Climate Change Indicators: Oceans

Covering about 70 percent of the Earth’s surface, the world’s oceans have a two-way relationship with weather and climate. The oceans influence the weather on local to global scales, while changes in climate can fundamentally alter many properties of the oceans. This chapter examines how some of these important characteristics of the oceans have changed over time.

  • Why does it matter?

    As greenhouse gases trap more energy from the sun, the oceans are absorbing more heat, resulting in an increase in sea surface temperatures and rising sea level. Changes in ocean temperatures and currents brought about by climate change will lead to alterations in climate patterns around the world. For example, warmer waters may promote the development of stronger storms in the tropics, which can cause property damage and loss of life. The impacts associated with sea level rise and stronger storms are especially relevant to coastal communities.

    Although the oceans help reduce climate change by storing large amounts of carbon dioxide, increasing levels of dissolved carbon are changing the chemistry of seawater and making it more acidic. Increased ocean acidity makes it more difficult for certain organisms, such as corals and shellfish, to build their skeletons and shells. These effects, in turn, could substantially alter the biodiversity and productivity of ocean ecosystems.

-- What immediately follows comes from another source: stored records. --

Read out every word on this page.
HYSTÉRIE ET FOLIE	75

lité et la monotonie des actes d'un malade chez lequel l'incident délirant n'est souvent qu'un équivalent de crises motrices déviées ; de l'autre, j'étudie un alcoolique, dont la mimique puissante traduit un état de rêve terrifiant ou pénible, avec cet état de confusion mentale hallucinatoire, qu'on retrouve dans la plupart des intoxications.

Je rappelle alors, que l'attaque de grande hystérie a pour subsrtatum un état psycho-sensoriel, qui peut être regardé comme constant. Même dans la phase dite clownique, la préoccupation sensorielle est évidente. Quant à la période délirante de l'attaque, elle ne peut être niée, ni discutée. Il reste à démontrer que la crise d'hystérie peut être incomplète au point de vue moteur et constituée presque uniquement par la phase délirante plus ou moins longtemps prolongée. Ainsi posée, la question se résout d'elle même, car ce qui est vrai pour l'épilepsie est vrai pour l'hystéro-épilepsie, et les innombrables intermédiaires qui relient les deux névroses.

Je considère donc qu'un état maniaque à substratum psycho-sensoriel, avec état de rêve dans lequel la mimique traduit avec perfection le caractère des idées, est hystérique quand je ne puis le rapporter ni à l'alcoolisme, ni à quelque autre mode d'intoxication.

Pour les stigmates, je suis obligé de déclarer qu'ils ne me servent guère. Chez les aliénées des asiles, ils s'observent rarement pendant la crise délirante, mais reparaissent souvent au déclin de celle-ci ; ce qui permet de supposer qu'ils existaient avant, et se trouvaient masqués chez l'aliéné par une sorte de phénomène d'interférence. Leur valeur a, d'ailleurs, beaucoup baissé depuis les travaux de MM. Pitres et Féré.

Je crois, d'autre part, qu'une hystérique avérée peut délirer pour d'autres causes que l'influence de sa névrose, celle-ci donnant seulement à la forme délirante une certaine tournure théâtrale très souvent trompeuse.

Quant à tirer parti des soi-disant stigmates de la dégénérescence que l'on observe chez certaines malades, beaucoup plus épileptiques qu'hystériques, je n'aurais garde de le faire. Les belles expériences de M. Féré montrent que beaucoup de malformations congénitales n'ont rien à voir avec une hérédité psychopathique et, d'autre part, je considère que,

    Changes in ocean systems generally occur over much longer time periods than in the atmosphere, where storms can form and dissipate in a single day. Interactions between the oceans and atmosphere occur slowly over many months to years, and so does the movement of water within the oceans, including the mixing of deep and shallow waters. Thus, trends can persist for decades, centuries, or longer. For this reason, even if greenhouse gas emissions were stabilized tomorrow, it would take many more years—decades to centuries—for the oceans to adjust to changes in the atmosphere and the climate that have already occurred.

Summary of Key Points

  • Ocean HeatThree independent analyses show that the amount of heat stored in the ocean has increased substantially since the 1950s. Ocean heat content not only determines sea surface temperature, but also affects sea level and currents. 
  • Sea Surface Temperature. Ocean surface temperatures increased around the world during the 20th century. Even with some year-to-year variation, the overall increase is clear, and sea surface temperatures have been consistently higher during the past three decades than at any other time since reliable observations began in the late 1800s.
  • Sea Level. When averaged over all of the world’s oceans, sea level has risen at a rate of roughly six-tenths of an inch per decade since 1880. The rate of increase has accelerated in recent years to more than an inch per decade. Changes in sea level relative to the land vary by region. Along the U.S. coastline, sea level has risen the most along the Mid-Atlantic coast and parts of the Gulf coast, where some stations registered increases of more than 8 inches between 1960 and 2015. Sea level has decreased relative to the land in parts of Alaska and the Pacific Northwest. 
    • A Closer Look: Land Loss Along the Atlantic Coast. As sea level rises, dry land and wetlands can turn into open water. Along many parts of the Atlantic coast, this problem is made worse by low elevations and land that is already sinking. Between 1996 and 2011, the coastline from Florida to New York lost more land than it gained.
  • Coastal Flooding. Flooding is becoming more frequent along the U.S. coastline as sea level rises. Nearly every site measured has experienced an increase in coastal flooding since the 1950s. The rate is accelerating in many locations along the East and Gulf coasts. The Mid-Atlantic region suffers the highest number of coastal flood days and has also experienced the largest increases in flooding.
  • Ocean Acidity. The ocean has become more acidic over the past few decades because of increased levels of atmospheric carbon dioxide, which dissolves in the water. Higher acidity affects the balance of minerals in the water, which can make it more difficult for certain marine animals to build their protective skeletons or shells.